Luz y tinieblas.
El tema de la luz atraviesa toda la revelación bíblica. La separación de la luz y de las tinieblas fue el primer acto del Creador (Gén 1,3s). Al final de la historia de la salvación la nueva creación (Ap 21,5) tendrá a Dios mismo por luz (21,23). De la luz física que alterna acá abajo con la sombra de la noche se pasará así a la luz sin ocaso que es Dios mismo (1Jn 1,5). La historia misma que se desarrolla en el ínterin toma la forma de un conflicto en que se enfrentan la luz y las tinieblas, enfrentamiento idéntico al de la vida y de la muerte (cf. In 1,4s). No hay una metafísica dualista que venga a cristalizar esta visión dramática del mundo, como sucede en el pensamiento iranio.

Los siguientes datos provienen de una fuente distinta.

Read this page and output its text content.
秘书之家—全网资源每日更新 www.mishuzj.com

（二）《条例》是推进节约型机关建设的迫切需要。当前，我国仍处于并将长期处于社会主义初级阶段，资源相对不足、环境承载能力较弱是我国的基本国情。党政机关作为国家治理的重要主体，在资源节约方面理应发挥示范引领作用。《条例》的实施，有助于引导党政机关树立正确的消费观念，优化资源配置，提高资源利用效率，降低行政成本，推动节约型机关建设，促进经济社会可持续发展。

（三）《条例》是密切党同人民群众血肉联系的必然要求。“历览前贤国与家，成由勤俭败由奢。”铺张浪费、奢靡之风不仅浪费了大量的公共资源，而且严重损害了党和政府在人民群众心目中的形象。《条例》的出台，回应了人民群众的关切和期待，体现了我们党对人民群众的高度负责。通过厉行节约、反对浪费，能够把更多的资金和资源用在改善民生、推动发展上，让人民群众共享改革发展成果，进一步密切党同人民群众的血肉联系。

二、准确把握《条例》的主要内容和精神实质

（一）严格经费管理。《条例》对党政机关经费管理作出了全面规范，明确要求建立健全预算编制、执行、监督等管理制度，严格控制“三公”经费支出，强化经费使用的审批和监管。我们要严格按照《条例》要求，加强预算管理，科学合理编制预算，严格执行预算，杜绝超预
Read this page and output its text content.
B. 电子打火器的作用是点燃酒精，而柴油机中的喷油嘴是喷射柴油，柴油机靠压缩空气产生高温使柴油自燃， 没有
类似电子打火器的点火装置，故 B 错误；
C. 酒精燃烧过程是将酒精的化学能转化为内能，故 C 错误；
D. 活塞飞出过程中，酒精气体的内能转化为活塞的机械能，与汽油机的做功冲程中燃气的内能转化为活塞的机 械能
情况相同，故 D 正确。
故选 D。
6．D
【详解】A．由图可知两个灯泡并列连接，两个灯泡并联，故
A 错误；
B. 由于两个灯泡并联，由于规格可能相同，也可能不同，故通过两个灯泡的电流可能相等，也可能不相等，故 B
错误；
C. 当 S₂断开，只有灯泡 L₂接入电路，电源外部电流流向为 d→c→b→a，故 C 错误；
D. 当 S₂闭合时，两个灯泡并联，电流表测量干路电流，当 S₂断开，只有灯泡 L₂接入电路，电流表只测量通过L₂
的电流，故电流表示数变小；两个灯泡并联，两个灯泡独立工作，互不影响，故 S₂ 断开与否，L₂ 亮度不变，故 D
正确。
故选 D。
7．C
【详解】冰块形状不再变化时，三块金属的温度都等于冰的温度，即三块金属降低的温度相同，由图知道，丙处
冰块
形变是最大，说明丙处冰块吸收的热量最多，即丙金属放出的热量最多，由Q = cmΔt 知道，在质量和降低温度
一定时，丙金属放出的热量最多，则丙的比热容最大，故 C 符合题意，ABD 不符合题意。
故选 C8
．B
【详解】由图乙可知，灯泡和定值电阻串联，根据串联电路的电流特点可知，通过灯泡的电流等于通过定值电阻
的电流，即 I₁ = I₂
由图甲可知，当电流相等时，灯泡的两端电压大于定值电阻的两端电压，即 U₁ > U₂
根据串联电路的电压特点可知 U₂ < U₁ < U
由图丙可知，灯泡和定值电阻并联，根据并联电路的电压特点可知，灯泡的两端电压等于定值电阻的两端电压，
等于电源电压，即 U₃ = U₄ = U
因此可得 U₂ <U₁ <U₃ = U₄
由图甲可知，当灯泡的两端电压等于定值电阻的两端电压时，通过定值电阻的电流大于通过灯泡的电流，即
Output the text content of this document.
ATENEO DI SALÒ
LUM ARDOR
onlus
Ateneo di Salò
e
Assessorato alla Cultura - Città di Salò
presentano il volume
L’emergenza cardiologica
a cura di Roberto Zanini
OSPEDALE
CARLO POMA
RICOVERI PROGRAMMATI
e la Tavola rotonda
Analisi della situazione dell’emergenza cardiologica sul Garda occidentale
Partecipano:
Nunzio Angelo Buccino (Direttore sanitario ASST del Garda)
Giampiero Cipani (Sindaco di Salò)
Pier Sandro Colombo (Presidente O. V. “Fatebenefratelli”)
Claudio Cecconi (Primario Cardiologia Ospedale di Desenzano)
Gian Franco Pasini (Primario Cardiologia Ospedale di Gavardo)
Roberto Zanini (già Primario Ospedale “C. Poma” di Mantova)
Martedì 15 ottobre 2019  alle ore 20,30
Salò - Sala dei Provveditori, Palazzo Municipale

Pero no por eso deja de ser el hombre objeto del conflicto: su suerte final se define en términos de luz y de tinieblas como en términos de vida y de muerte. El tema ocupa, pues, un puesto central entre los simbolismos religiosos a que recurre la Escritura.
AT.
I. EL DIOS DE LUZ.
1. El creador de la luz.
La luz, como todo lo demás, no existe sino como criatura de Dios: luz del día, que emergió del caos original (Gén 1,1-5); luz de los astros que iluminan la tierra día y noche (1,14-19). Dios la envía y la vuelve a llamar, y ella obedece temblando (Bar 3,33). Por lo demás, las tinieblas que alternan con ella se hallan en la misma situación, pues el mismo Dios “hace la luz y las tinieblas” (Is 45,7; Am 4, 13 LXX). Por eso luz y tinieblas cantan el mismo cántico en alabanza del Creador (Sal 19,2s; 148,3; Dan 3,71s). Toda concepción mítica queda así radicalmente eliminada; pero esto no es obstáculo para que la luz y las tinieblas tengan un significado simbólico.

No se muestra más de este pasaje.